PARIS – Mammals with large brains tend to be smarter but they also face a greater chance today of going extinct, according to a new study.
Scientists have long known that having oodles of grey matter comes at a certain cost. Supplying a big brain with blood, for example, requires a lot of energy.
But even if there is not a direct correlation between size and intelligence — humans do not have the biggest brains in the animal kingdom, even in proportion to their body size — a bigger bundle of neurons is usually seen as a plus.
Mammals with a capacious cranium also tend to live longer, say scientists.
A professor at Stanford University, Eric Abelson, suspected there might be a link between larger brains and the risk of extinction.
To test his hypothesis, he examined museum samples from more than 1,650 animals from 160 different species in the Americas.
Abelson measured the skulls and body sizes of creatures as small as rodents and as big as buffaloes, but did not include aquatic animals.
The next step was to check their status on the global endangered species list maintained by the International Union for Conservation of Nature.
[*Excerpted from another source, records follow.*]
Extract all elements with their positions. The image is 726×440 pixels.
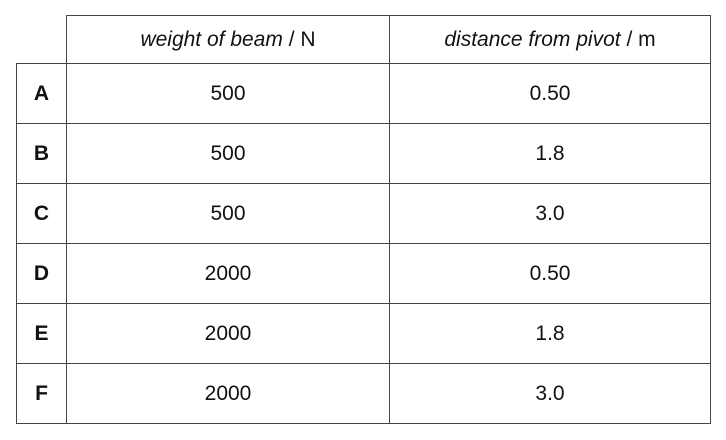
quantity: distance from pivot <box>444 27 621 51</box>
table-row: B 500 1.8 <box>16 123 711 184</box>
cell: 0.50 <box>389 243 711 304</box>
table-row: A 500 0.50 <box>16 63 711 124</box>
table-body: A 500 0.50 B 500 1.8 C 500 3.0 D 2000 0.50 E 2000 1.8 F… <box>16 63 711 424</box>
row-label: B <box>16 123 67 184</box>
cell: 2000 <box>66 243 390 304</box>
table-row: E 2000 1.8 <box>16 303 711 364</box>
cell: 0.50 <box>389 63 711 124</box>
corner-cell <box>16 15 67 64</box>
cell: 500 <box>66 183 390 244</box>
cell: 1.8 <box>389 123 711 184</box>
row-label: D <box>16 243 67 304</box>
cell: 500 <box>66 63 390 124</box>
table-row: F 2000 3.0 <box>16 363 711 424</box>
cell: 1.8 <box>389 303 711 364</box>
header-row: weight of beam / N distance from pivot /… <box>16 15 711 64</box>
row-label: A <box>16 63 67 124</box>
row-label: E <box>16 303 67 364</box>
cell: 2000 <box>66 303 390 364</box>
cell: 3.0 <box>389 363 711 424</box>
unit: / N <box>288 27 316 51</box>
table-row: D 2000 0.50 <box>16 243 711 304</box>
table-row: C 500 3.0 <box>16 183 711 244</box>
cell: 2000 <box>66 363 390 424</box>
header-cell: distance from pivot / m <box>389 15 711 64</box>
unit: / m <box>626 27 656 51</box>
header-cell: weight of beam / N <box>66 15 390 64</box>
data-table: weight of beam / N distance from pivot /… <box>16 15 711 424</box>
row-label: F <box>16 363 67 424</box>
cell: 3.0 <box>389 183 711 244</box>
cell: 500 <box>66 123 390 184</box>
quantity: weight of beam <box>140 27 283 51</box>
row-label: C <box>16 183 67 244</box>
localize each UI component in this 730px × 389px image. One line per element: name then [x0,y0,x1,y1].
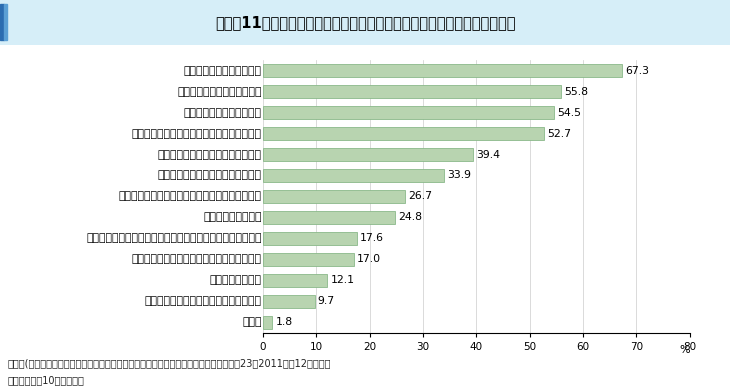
Text: 26.7: 26.7 [409,191,433,202]
Text: 52.7: 52.7 [548,129,572,138]
Text: 販路拡大に向けた積極的な営業活動: 販路拡大に向けた積極的な営業活動 [158,170,261,180]
Bar [263,232,357,245]
Text: マーケティングに基づいた商品開発: マーケティングに基づいた商品開発 [158,149,261,159]
Text: 9.7: 9.7 [318,296,335,306]
Bar [4,5,7,40]
Bar [263,190,405,203]
Text: 55.8: 55.8 [564,87,588,97]
Bar [263,169,444,182]
Text: 事業開始・継続に当たっての円滑な資金調達: 事業開始・継続に当たっての円滑な資金調達 [131,129,261,138]
Bar [0,5,4,40]
Text: 効果的な広報活動: 効果的な広報活動 [210,275,261,285]
Text: 33.9: 33.9 [447,170,471,180]
Text: 原材料、製品の品質の高さ: 原材料、製品の品質の高さ [183,108,261,117]
Text: クレーム対応や情報開示等による丁寧な顧客対応: クレーム対応や情報開示等による丁寧な顧客対応 [118,191,261,202]
Text: その他: その他 [242,317,261,327]
Bar [263,253,353,266]
Text: 12.1: 12.1 [331,275,355,285]
Text: 注：図３－10の注釈参照: 注：図３－10の注釈参照 [7,375,84,385]
Bar [263,106,554,119]
Text: 地域との良好な関係: 地域との良好な関係 [203,212,261,223]
Text: 資料：(株）日本政策金融公庫「農業の６次産業化に関するアンケート調査結果」（平成23（2011）年12月公表）: 資料：(株）日本政策金融公庫「農業の６次産業化に関するアンケート調査結果」（平成… [7,358,331,368]
Bar [263,295,315,308]
Text: 外部専門家や業種を超えた人脈等を活用した事業計画の策定: 外部専門家や業種を超えた人脈等を活用した事業計画の策定 [86,233,261,244]
Text: 新製品、イベント等、常に新しい企画の展開: 新製品、イベント等、常に新しい企画の展開 [131,254,261,264]
Text: 図３－11　６次産業化に取り組むに当たり重要と考えるもの（複数回答）: 図３－11 ６次産業化に取り組むに当たり重要と考えるもの（複数回答） [215,15,515,30]
Bar [263,85,561,98]
Bar [263,315,272,329]
Bar [263,127,544,140]
Bar [263,274,327,287]
Text: 1.8: 1.8 [276,317,293,327]
Bar [263,211,395,224]
Text: ジャンルにこだわらない幅広い情報収集: ジャンルにこだわらない幅広い情報収集 [145,296,261,306]
Text: 24.8: 24.8 [399,212,423,223]
Text: 17.6: 17.6 [360,233,384,244]
Bar [263,64,622,77]
Text: %: % [679,345,690,355]
Text: 39.4: 39.4 [476,149,500,159]
Text: 54.5: 54.5 [557,108,581,117]
Bar [263,148,473,161]
Text: 当該事業に必要な人材の確保: 当該事業に必要な人材の確保 [177,87,261,97]
Text: 商品の差別化・ブランド化: 商品の差別化・ブランド化 [183,66,261,76]
Text: 17.0: 17.0 [357,254,381,264]
Text: 67.3: 67.3 [626,66,649,76]
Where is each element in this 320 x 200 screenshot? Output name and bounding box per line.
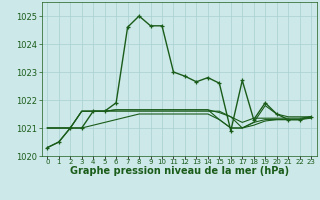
X-axis label: Graphe pression niveau de la mer (hPa): Graphe pression niveau de la mer (hPa) bbox=[70, 166, 289, 176]
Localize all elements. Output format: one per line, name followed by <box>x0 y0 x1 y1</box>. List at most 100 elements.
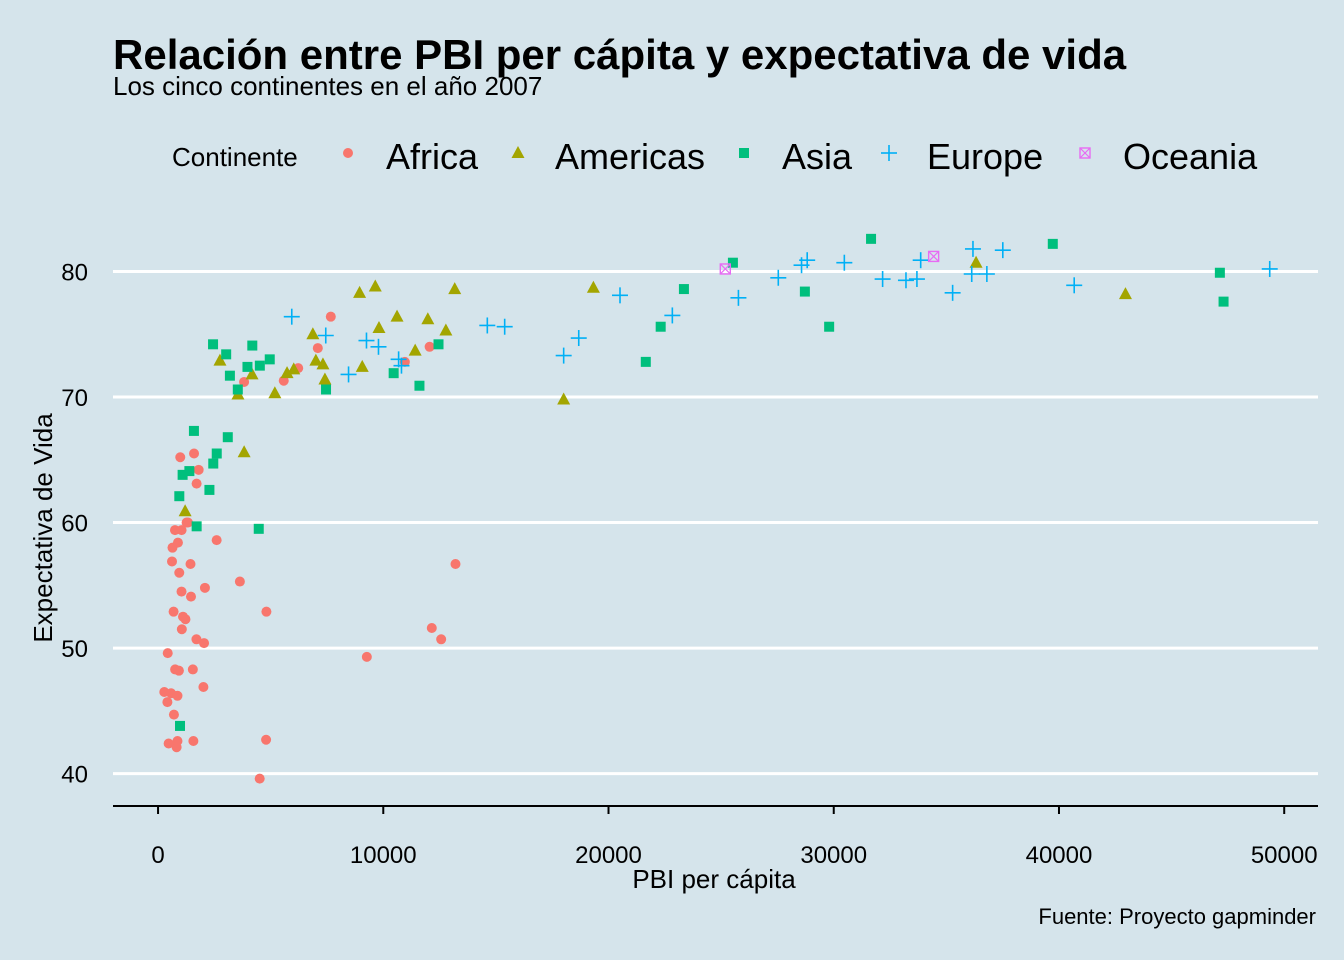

The so-called Red List classification is broken down into half a dozen levels of extinction threat.
Abelson also examined a second data set of more than 600 species of animals across the globe.
To his surprise, he found a clear pattern: Animals with larger brains were more at risk of going the way of the dodo and the dinosaur.
In the Americas, the link was especially strong for mammals with a big brain relative to body size.
“This likely represents a case of ‘endangerment filtering,’ ” he explained in the study. “Species in North America have gone through a period where large-bodied species had suffered large population losses.”
These animals are now either extinct or protected with rebounding populations, and thus not — in either case — considered endangered, he added.
The findings come at a time when scientists believe Earth is entering a “mass extinction event,” only the sixth in the last half-billion years.
The most recent occurred 65 million years ago, and wiped out nonavian dinosaurs.
The current die-off is a result of changes set in motion by human activity and climate change, with life in the oceans particularly affected.
According to the IUCN, coral reefs — home to over a quarter of all marine species — could disappear by 2050. About 41 percent of amphibians and 26 of mammal species are currently facing the prospect of disappearing entirely.
Abelson said further research into the correlation between brain and body size could give scientists new tools to predict extinction rates.